Les géants californiens (et chinois) manipulent et modèlent notre consommation. Accumulant des masses de données gigantesques sur chacun, ils prétendent anticiper nos désirs. « Vous qui vous promenez dans cette rue de Paris et qui aimez la cuisine japonaise, je vous signale un bon restaurant à 200 mètres à gauche ». En consommant au passage une énergie considérable (le numérique prend 10% de la consommation électrique en France selon Alternatives Économiques de janvier 2020), le capitalisme numérique nous propose un pari faustien : renoncez à votre vie privée et nous vous aiderons à consommer au-delà de vos besoins.

Encore plus grave : la reconnaissance faciale fait de grands bonds en avant en Chine, qui consacre des moyens immenses à cette technologie duale, servant à la fois à la sécurité et au business.
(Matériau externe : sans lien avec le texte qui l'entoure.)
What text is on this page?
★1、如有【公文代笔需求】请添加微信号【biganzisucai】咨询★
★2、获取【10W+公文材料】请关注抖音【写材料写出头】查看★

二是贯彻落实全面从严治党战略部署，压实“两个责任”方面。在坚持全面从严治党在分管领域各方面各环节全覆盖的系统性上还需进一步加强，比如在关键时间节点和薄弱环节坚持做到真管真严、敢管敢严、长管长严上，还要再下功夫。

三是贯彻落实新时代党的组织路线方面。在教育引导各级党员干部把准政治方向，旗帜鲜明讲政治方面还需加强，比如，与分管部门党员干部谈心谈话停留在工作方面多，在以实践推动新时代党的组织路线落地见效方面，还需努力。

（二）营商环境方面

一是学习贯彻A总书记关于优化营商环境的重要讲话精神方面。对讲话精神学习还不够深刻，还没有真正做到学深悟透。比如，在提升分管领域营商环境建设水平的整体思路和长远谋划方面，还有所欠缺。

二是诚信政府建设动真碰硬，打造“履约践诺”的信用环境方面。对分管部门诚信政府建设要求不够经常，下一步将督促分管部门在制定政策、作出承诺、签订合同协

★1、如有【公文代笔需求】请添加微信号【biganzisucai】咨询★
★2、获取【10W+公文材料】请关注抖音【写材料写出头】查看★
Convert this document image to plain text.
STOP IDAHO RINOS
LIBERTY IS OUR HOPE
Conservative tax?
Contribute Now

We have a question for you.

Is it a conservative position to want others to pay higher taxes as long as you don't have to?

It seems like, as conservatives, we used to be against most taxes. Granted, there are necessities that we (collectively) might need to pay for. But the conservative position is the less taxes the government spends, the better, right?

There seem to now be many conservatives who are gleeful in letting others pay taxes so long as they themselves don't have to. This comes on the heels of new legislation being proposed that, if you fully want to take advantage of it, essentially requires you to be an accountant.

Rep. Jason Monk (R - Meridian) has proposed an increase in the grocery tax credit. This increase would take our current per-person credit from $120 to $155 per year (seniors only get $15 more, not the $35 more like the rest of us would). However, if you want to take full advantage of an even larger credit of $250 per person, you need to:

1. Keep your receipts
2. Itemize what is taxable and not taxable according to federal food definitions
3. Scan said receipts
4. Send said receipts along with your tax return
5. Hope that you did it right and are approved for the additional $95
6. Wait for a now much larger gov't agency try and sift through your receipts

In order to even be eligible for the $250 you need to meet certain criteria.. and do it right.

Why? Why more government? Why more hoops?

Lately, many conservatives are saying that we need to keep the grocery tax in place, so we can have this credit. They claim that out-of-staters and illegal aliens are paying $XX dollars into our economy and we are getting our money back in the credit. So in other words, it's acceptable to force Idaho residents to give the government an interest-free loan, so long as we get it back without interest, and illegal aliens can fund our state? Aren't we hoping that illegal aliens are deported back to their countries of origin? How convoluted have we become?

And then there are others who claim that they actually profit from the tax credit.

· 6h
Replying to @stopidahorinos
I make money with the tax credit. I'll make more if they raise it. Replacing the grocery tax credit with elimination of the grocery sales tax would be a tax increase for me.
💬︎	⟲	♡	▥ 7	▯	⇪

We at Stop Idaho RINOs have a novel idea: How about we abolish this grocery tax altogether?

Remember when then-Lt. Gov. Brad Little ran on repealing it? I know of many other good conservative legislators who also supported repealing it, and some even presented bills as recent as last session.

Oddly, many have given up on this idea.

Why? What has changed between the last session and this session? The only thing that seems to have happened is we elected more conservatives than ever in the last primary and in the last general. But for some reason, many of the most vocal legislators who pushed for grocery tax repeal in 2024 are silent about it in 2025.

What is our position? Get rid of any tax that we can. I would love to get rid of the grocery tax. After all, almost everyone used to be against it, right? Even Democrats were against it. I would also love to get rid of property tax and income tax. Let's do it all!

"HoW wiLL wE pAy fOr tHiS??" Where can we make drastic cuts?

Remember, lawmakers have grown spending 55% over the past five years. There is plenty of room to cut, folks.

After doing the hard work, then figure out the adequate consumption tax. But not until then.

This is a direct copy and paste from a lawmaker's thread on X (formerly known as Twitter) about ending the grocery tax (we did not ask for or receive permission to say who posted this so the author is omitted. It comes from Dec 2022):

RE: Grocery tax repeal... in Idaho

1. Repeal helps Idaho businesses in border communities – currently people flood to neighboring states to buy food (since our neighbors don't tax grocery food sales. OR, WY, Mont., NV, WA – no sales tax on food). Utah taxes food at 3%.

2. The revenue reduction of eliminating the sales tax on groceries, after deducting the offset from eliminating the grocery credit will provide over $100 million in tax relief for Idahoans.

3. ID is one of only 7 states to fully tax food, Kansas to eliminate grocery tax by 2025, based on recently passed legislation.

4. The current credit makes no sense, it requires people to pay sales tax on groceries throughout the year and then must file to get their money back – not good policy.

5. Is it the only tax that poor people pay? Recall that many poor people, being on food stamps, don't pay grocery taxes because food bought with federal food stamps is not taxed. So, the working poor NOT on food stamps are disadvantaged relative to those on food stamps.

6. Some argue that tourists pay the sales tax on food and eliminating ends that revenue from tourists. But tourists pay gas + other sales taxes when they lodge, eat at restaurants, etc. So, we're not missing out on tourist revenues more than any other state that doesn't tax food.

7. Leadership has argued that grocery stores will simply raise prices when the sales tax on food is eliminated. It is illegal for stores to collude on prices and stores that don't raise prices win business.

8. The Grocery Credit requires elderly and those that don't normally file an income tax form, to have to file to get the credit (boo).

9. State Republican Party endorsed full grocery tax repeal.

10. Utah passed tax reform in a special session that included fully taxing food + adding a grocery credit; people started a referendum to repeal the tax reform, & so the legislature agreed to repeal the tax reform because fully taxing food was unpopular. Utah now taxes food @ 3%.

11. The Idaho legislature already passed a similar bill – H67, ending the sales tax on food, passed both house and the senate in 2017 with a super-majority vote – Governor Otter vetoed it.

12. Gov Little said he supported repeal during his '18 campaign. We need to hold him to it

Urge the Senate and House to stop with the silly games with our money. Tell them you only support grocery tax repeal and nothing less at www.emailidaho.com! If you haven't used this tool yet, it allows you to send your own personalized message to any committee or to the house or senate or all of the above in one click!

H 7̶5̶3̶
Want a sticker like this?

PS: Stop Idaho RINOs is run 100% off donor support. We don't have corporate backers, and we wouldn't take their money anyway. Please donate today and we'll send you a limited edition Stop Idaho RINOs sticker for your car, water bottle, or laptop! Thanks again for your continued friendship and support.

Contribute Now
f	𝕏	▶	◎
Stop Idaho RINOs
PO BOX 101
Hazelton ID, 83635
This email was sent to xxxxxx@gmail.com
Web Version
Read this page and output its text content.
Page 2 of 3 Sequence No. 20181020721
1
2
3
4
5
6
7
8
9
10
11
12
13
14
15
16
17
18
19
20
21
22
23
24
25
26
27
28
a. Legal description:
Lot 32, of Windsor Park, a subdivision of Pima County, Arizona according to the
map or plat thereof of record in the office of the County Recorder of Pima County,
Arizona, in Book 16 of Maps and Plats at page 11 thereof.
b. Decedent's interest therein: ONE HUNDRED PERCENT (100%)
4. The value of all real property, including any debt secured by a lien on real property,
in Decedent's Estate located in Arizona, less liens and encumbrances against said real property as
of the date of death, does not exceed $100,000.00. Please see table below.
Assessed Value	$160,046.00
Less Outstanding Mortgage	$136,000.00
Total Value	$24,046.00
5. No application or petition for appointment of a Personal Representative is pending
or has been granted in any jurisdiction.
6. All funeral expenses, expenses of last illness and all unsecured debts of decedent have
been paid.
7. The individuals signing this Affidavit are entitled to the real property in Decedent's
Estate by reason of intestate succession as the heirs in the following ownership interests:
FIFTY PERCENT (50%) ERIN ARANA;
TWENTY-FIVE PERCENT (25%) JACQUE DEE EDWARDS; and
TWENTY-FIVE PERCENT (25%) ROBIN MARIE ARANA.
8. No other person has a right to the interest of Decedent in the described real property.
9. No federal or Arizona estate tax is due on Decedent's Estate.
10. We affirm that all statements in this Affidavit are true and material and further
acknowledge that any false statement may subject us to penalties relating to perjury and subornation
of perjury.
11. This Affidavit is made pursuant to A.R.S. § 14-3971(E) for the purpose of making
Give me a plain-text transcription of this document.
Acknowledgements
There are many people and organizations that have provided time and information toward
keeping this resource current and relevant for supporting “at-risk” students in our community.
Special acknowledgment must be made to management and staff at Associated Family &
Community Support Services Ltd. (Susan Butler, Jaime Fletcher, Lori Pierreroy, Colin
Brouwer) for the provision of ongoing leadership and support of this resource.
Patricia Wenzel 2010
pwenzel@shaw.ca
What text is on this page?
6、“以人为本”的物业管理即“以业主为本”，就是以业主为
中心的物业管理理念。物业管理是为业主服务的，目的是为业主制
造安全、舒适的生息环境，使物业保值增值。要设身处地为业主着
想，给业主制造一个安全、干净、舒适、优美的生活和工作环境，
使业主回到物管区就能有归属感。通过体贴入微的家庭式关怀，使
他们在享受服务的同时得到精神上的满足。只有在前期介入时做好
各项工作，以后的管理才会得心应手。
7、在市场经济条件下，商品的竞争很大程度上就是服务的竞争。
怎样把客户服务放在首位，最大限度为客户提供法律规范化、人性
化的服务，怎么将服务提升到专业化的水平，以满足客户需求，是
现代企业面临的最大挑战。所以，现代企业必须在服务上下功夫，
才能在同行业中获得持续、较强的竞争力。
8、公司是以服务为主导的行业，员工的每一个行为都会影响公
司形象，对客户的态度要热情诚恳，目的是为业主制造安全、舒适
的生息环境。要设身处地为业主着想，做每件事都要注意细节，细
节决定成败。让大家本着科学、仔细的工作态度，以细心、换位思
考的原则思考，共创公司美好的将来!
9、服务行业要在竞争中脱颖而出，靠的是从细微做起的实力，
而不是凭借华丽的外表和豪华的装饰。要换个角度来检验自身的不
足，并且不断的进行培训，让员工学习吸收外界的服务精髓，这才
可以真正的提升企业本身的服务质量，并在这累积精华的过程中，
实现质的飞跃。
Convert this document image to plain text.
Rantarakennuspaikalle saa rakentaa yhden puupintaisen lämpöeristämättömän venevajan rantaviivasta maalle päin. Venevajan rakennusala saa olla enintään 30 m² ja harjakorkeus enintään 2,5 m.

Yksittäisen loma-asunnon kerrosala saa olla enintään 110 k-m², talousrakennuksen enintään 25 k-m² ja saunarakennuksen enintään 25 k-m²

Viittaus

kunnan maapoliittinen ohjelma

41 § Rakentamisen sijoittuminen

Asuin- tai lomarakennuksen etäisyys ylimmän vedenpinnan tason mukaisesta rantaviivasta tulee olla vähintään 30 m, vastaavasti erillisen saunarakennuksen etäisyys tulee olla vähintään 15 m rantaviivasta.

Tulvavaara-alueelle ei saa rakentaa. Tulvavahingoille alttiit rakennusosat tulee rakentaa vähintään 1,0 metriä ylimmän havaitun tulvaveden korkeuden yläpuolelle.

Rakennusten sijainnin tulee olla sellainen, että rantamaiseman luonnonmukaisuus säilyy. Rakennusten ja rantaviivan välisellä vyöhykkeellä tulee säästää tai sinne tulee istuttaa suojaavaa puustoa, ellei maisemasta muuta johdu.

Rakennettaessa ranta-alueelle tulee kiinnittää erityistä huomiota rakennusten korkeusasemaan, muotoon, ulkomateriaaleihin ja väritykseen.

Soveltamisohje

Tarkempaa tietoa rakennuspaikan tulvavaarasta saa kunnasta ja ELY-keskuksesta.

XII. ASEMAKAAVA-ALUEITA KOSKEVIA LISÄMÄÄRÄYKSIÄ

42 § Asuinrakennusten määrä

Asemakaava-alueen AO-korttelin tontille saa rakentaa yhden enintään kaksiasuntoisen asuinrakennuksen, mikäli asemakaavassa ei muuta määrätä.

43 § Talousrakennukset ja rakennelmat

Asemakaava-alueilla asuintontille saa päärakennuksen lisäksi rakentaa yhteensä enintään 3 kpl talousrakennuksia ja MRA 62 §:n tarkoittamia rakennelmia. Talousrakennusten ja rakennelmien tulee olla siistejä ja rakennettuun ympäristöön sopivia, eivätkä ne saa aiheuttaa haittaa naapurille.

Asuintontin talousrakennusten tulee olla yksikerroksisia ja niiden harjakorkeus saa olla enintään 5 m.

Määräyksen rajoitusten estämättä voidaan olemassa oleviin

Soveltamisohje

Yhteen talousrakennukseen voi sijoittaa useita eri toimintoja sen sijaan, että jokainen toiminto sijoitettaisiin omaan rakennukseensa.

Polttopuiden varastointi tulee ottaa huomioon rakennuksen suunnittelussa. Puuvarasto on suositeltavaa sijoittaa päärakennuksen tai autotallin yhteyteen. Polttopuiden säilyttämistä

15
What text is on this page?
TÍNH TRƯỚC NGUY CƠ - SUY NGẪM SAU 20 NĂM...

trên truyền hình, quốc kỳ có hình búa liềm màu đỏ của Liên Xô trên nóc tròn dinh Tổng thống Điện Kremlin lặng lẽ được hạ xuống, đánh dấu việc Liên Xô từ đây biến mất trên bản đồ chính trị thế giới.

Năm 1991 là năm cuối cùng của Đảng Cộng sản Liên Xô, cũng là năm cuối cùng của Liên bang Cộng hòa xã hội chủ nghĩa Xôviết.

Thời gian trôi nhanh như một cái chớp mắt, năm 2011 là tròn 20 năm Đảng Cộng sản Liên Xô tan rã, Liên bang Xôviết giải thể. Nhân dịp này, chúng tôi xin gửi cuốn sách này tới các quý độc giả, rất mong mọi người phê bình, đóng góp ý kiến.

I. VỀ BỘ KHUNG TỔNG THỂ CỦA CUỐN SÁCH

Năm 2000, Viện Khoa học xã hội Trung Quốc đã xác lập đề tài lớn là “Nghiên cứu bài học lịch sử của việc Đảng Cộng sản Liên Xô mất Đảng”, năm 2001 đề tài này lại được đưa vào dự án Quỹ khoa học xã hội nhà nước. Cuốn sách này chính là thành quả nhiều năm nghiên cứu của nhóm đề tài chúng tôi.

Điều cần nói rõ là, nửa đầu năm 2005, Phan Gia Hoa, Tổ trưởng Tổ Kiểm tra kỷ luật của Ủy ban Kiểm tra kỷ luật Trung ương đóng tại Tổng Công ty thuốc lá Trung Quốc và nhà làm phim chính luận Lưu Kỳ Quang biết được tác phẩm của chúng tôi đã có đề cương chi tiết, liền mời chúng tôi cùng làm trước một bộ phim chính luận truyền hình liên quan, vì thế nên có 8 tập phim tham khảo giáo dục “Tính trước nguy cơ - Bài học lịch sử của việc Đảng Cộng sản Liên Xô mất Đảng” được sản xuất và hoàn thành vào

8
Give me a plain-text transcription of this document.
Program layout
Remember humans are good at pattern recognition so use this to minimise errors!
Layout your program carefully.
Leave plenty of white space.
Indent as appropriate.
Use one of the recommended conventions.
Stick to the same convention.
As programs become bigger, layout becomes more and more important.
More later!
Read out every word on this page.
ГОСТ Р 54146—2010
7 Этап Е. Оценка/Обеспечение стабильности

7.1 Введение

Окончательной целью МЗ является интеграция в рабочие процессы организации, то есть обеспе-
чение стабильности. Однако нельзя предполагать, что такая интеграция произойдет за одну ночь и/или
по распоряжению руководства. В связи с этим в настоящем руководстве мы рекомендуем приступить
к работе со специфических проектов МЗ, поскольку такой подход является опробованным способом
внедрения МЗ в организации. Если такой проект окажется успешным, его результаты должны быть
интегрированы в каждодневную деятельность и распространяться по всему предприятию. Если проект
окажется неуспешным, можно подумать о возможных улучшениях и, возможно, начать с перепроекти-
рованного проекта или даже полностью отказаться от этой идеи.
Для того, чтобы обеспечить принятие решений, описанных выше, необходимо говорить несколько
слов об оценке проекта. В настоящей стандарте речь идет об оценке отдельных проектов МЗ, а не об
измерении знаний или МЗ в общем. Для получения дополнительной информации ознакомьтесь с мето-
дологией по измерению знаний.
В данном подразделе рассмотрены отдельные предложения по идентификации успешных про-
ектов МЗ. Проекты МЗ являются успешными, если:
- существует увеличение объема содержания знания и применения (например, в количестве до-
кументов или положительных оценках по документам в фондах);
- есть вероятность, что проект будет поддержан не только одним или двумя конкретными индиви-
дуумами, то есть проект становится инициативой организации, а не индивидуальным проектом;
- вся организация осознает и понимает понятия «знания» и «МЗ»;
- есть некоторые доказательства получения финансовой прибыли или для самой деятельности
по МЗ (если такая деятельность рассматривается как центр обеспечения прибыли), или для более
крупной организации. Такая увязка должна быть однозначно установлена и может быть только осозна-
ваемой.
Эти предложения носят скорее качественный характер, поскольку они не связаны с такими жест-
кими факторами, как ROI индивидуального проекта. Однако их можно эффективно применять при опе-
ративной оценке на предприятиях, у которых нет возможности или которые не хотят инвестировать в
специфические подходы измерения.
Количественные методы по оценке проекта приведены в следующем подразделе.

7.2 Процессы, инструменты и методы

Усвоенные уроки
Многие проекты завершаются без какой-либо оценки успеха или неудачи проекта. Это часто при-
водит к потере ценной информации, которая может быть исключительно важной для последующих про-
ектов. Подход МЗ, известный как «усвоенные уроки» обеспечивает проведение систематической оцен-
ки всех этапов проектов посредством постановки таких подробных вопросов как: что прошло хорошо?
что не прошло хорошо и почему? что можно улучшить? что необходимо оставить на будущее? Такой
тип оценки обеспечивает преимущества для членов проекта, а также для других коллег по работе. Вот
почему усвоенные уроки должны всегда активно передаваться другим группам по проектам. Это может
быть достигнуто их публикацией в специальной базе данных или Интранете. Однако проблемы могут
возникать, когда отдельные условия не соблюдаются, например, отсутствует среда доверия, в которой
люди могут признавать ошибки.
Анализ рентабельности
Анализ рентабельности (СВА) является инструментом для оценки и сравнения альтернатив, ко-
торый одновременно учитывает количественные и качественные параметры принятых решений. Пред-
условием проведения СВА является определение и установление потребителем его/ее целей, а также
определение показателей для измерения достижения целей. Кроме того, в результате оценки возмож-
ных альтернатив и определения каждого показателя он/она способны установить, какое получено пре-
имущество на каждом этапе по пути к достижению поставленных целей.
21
L’ambition est clairement de ficher l’ensemble de la population, en commençant par les minorités impatientes (ouigours musulmans du nord-ouest). À l’avenir, quiconque traversera en-dehors des clous verra sa « note sociale » entamée avec, pour les plus récalcitrants, des conséquences fâcheuses sur la possibilité de voyager à l’étranger ou d’étudier dans les meilleures universités publiques.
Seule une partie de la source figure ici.